A recent SHRM article touches on the role of conversational AI chatbots in answering basic candidate queries, scheduling interviews, and more 24/7. Some AI tools also use mobile text messaging to get in touch with candidates instantly rather than waiting for them to respond to email communications. This is a great way to reduce the amount of time spent waiting for responses. 

Scheduling software 

Those who don’t have the budget for applicant tracking systems can use tools like Calendly. These let candidates block time for interviews based on the interviewers' availability and automatically slot it into both parties’ calendars.  

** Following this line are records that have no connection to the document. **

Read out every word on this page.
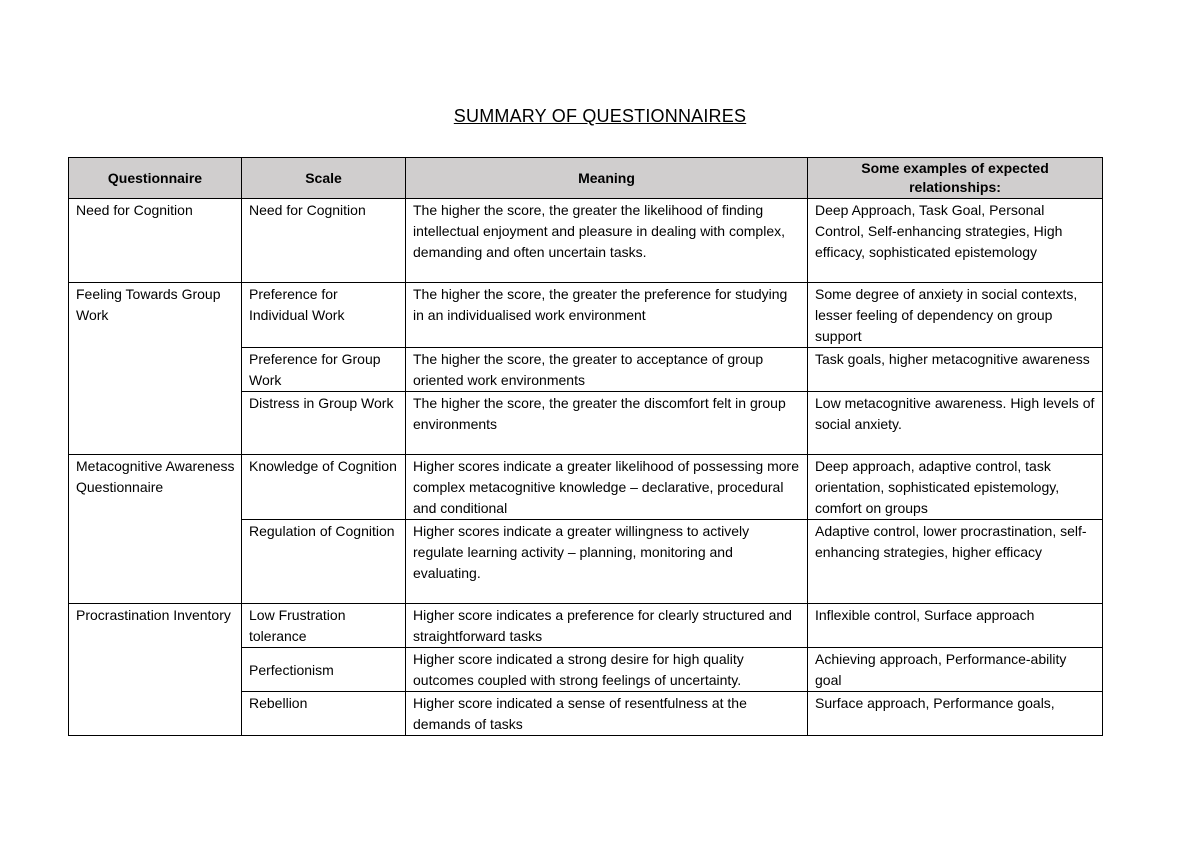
SUMMARY OF QUESTIONNAIRES
Questionnaire	Scale	Meaning	Some examples of expected relationships:
Need for Cognition	Need for Cognition	The higher the score, the greater the likelihood of finding intellectual enjoyment and pleasure in dealing with complex, demanding and often uncertain tasks.	Deep Approach, Task Goal, Personal Control, Self-enhancing strategies, High efficacy, sophisticated epistemology
Feeling Towards Group Work	Preference for Individual Work	The higher the score, the greater the preference for studying in an individualised work environment	Some degree of anxiety in social contexts, lesser feeling of dependency on group support
	Preference for Group Work	The higher the score, the greater to acceptance of group oriented work environments	Task goals, higher metacognitive awareness
	Distress in Group Work	The higher the score, the greater the discomfort felt in group environments	Low metacognitive awareness. High levels of social anxiety.
Metacognitive Awareness Questionnaire	Knowledge of Cognition	Higher scores indicate a greater likelihood of possessing more complex metacognitive knowledge – declarative, procedural and conditional	Deep approach, adaptive control, task orientation, sophisticated epistemology, comfort on groups
	Regulation of Cognition	Higher scores indicate a greater willingness to actively regulate learning activity – planning, monitoring and evaluating.	Adaptive control, lower procrastination, self-enhancing strategies, higher efficacy
Procrastination Inventory	Low Frustration tolerance	Higher score indicates a preference for clearly structured and straightforward tasks	Inflexible control, Surface approach
	Perfectionism	Higher score indicated a strong desire for high quality outcomes coupled with strong feelings of uncertainty.	Achieving approach, Performance-ability goal
	Rebellion	Higher score indicated a sense of resentfulness at the demands of tasks	Surface approach, Performance goals,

Video interviewing platforms 

Finally, use video interviewing platforms, even for non-remote roles, rather than having candidates come for in-person interviews – especially if they live further away. This way, there’s less time spent coordinating travel and availability.

Also, interviews don’t have to be two-way. Jon Hill from The Energists recommends one-way video interviews as an effective strategy to reduce the time to hire. 

Hire faster and better with skills-based assessments and more

You don’t need a slow hiring process to secure top-notch candidates. In fact, top talent will likely move on to companies with faster hiring processes if you drag your feet too long. You must monitor and cut your time to hire. 

First, eliminate outdated hiring practices such as resume screening and excessive interviewing. Swap these for skills-based hiring methods like talent assessments that save time and lead to better quality candidates. Even better, use a skills-based platform like TestGorilla to post your jobs and invite candidates to take your assessments as the first step of the application process – so you can find top candidates right from the get-go.

Finally, make the most of tech and AI to speed things up and emerge a winner in the war for talent.